Peter Crouch doesn’t suffer from universal acclaim. In his 17 appearances for England, six of them as substitute, he has scored 11 times. This strike rate of 0.65 goals per game, better than that of Rooney, Owen, Shearer and Lineker, should make Crouch a national hero. He isn’t.
Perhaps this is about aesthetics: in his book Brilliant Orange, David Winner tells how Johan Cruyff thought Gary Lineker hopelessly limited because all he did was score. This seems to be a peculiarly Dutch perspective, but maybe the English, while not renowned for valuing the finer aspects of football, feel the same way about Crouch.
Perhaps, though, this is more about frustration, because, although an international striker with an impressive scoring record, the 6ft 7ins Crouch promises to be so much more.
He could be colossal, a behemoth, gargantuan and immense. Defenders would hit him and crumple, folding in on themselves like the canvas of a dismantled tent. Or they would bounce: big slabs of meat, sailing dumbly through the cold, clear air - like cattle fired from a giant catapult - to land in the stand, where they would remain, awestruck, marvelling at Crouch’s vitality.
But he isn’t and they don’t. Put simply, and to borrow a phrase from Somerset Maugham, Crouch is too tall for his strength.

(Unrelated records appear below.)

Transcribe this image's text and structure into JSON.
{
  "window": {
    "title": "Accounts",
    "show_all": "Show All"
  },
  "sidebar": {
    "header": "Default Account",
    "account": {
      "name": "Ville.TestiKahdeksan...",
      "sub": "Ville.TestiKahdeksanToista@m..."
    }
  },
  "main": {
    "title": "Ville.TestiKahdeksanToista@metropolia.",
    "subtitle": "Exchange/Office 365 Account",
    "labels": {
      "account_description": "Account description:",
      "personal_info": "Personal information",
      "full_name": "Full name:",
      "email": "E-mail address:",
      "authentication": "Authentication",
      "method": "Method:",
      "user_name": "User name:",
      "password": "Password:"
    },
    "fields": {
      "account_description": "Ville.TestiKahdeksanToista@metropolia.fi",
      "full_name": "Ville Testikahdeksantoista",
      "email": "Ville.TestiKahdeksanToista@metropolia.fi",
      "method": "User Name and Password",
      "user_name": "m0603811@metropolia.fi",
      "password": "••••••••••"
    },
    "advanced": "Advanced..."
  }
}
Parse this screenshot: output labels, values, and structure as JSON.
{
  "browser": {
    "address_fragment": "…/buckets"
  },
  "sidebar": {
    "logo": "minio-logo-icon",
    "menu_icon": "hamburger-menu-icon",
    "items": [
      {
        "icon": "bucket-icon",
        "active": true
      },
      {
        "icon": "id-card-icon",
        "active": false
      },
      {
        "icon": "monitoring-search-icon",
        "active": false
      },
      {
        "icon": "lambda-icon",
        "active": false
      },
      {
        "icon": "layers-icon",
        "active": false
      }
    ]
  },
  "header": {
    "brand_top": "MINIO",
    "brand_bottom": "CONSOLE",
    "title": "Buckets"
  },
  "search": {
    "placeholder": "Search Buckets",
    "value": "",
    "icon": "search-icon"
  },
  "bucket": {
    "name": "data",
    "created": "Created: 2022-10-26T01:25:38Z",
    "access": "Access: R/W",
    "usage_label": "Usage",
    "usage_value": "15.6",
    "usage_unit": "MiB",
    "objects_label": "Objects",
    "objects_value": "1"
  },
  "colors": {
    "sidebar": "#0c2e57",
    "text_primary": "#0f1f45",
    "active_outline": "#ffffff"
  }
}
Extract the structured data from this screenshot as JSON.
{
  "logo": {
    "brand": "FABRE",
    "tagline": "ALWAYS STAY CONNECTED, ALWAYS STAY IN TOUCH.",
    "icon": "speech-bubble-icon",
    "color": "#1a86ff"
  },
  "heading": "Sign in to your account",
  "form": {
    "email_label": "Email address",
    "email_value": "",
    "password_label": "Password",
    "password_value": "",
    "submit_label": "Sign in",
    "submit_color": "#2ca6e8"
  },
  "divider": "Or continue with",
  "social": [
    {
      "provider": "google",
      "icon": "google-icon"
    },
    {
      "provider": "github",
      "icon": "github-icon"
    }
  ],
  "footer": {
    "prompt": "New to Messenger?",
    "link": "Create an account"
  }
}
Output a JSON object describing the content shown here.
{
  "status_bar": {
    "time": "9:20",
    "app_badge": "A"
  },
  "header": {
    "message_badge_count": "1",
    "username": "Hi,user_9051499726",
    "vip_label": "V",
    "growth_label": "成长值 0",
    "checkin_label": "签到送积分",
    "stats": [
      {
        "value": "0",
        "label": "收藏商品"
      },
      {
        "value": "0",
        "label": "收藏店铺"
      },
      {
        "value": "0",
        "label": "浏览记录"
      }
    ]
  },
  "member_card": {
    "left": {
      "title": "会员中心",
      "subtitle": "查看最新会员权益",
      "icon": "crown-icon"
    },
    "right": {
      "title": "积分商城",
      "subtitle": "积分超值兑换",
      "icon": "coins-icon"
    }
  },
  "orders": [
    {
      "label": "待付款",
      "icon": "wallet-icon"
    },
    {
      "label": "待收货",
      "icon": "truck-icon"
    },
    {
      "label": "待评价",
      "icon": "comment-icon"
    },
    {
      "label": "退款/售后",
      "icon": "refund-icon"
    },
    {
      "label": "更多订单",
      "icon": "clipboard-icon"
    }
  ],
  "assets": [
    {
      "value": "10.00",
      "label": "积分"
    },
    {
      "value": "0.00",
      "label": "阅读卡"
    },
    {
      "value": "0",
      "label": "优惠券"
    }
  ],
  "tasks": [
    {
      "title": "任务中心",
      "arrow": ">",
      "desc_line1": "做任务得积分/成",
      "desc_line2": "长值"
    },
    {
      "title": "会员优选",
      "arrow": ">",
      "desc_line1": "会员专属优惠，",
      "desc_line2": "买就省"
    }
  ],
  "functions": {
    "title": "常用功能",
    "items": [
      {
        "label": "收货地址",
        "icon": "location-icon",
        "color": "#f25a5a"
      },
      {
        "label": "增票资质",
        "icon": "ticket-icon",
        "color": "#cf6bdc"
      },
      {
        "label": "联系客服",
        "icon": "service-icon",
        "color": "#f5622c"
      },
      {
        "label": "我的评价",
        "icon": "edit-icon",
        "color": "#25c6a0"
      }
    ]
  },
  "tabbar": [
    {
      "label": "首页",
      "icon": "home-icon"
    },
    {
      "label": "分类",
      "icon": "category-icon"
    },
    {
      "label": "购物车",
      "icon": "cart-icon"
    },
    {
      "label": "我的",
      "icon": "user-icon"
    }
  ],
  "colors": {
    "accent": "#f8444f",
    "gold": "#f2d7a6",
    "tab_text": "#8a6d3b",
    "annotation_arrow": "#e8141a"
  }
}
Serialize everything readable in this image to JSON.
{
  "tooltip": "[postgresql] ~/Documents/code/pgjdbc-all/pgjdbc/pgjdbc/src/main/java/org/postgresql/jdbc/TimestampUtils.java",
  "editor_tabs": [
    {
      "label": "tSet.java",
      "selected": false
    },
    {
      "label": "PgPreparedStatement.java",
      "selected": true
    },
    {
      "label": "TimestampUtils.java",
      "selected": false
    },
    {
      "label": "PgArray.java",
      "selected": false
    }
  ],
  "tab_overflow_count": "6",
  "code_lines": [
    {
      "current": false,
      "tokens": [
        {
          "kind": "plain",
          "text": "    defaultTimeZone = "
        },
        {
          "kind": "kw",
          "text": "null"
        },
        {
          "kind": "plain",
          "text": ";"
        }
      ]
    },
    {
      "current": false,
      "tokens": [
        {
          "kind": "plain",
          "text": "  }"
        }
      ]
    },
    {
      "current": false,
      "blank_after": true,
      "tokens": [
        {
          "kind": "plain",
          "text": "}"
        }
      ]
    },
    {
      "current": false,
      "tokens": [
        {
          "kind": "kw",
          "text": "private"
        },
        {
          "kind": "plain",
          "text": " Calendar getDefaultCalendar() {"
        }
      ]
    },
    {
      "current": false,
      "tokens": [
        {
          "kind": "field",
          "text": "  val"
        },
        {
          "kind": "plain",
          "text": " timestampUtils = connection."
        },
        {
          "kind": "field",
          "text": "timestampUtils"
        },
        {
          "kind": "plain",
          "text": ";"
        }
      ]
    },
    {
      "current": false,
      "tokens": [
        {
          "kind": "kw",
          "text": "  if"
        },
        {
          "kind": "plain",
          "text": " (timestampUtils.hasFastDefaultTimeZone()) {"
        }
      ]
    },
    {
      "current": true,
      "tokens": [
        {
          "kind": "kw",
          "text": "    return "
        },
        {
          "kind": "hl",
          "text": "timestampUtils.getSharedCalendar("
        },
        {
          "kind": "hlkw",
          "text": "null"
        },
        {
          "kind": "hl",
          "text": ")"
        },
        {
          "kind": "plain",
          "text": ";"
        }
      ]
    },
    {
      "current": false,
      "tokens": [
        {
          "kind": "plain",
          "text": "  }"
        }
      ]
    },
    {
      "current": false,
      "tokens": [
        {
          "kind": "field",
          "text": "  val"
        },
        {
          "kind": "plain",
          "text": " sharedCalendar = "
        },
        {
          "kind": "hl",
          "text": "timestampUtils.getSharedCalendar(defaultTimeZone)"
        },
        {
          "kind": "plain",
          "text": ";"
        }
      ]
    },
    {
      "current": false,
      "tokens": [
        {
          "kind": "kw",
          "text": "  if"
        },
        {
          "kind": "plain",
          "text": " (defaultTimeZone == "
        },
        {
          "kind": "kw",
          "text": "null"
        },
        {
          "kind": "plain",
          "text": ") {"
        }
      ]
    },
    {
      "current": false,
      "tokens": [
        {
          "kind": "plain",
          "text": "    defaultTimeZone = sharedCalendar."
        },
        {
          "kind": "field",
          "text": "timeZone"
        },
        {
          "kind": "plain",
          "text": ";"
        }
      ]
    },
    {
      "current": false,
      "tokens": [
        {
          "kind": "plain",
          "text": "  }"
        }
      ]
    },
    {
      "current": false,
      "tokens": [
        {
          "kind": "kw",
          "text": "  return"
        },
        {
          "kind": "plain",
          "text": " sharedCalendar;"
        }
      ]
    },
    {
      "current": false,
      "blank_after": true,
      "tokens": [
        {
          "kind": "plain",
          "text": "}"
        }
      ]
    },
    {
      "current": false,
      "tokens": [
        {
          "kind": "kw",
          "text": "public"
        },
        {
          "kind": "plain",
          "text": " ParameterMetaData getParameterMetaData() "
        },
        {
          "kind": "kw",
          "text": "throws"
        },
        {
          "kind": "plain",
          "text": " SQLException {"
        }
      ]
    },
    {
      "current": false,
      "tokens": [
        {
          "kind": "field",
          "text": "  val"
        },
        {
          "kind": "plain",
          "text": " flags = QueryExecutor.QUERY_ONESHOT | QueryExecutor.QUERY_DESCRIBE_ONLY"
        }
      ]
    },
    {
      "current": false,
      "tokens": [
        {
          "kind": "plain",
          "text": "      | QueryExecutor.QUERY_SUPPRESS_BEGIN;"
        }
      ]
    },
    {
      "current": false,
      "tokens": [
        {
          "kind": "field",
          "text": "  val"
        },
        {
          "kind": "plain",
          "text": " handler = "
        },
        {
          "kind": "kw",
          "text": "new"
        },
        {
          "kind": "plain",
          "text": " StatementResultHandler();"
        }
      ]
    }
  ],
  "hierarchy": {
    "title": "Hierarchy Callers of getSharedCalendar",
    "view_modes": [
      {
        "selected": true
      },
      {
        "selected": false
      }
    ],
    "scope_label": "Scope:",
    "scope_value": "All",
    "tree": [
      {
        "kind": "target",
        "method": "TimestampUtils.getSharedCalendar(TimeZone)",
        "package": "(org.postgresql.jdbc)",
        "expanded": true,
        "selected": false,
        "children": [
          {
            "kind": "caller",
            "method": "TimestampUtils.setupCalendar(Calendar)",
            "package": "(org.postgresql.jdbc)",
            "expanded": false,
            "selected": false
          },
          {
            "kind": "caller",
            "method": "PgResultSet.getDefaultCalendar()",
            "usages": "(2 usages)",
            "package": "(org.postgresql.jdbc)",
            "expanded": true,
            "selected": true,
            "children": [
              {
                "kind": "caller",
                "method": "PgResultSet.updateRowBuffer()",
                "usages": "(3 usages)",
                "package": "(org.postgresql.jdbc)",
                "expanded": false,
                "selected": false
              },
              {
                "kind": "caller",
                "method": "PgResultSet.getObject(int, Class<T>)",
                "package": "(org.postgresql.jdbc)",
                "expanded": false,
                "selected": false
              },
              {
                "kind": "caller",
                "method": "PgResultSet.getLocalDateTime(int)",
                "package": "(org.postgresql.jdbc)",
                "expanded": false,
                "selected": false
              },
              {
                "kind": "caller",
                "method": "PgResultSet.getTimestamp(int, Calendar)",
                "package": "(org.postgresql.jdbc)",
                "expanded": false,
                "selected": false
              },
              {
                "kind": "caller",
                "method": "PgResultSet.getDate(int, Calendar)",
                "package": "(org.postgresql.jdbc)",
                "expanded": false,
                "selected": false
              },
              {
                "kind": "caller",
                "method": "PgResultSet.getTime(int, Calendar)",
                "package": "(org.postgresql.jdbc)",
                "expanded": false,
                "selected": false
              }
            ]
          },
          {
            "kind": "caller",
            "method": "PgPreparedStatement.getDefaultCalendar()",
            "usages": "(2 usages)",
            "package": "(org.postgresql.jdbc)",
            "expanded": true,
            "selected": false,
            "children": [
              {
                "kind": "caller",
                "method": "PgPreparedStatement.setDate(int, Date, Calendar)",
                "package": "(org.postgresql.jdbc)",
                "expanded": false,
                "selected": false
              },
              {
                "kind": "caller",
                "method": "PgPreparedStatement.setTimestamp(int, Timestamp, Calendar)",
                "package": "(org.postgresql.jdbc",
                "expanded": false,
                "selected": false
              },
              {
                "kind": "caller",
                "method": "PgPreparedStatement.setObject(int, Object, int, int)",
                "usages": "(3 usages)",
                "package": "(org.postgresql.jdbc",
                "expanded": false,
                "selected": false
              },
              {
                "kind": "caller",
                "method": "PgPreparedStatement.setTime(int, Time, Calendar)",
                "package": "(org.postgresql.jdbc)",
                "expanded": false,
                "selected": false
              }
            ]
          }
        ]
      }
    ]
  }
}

Recognising the need to broaden, he has increased his body weight by 15% over recent years, but the perception of frailty remains. Ultimately, I suppose, we must respect the limits of nature. Maybe expecting Crouch to transform into a man-mountain is no more realistic than expecting Maradona to sprout a few inches in height, Zidane to be just that little bit quicker or Carlton Palmer to be technically adept.
What can reasonably be expected, however, regardless of bulk, is for Crouch to make the most of his height. To leap. Like a lone dolphin breaking the ocean surface to soar over the waves with ease and grace, Crouch should rise above the sea of bobbing heads, unencumbered and alone, hanging, momentarily motionless, before delivering the ball a ferocious blow, sending it fizzing and whirring, blurred, into the net, to nestle, briefly forgotten, while the world around it erupts.
Or failing that, he could at least stand up straight.
Being so tall can’t be easy. You are exposed, obviously different, a target. It takes a certain personality to pull it off, and Crouch seems to lack the confidence to fill the role. It is fanciful to suggest that anyone can flourish in professional football without a certain amount of self-possession and fortitude, yet rather than draw himself up to his full height, announce himself physically and terrorise the opposition, Crouch appears angular, awkward, self-conscious, like a rapidly growing teenager.
So yes, one day, Peter Crouch may get the recognition he deserves. But that day will come only once he fully appreciates that his first name and surname are not separated by a comma.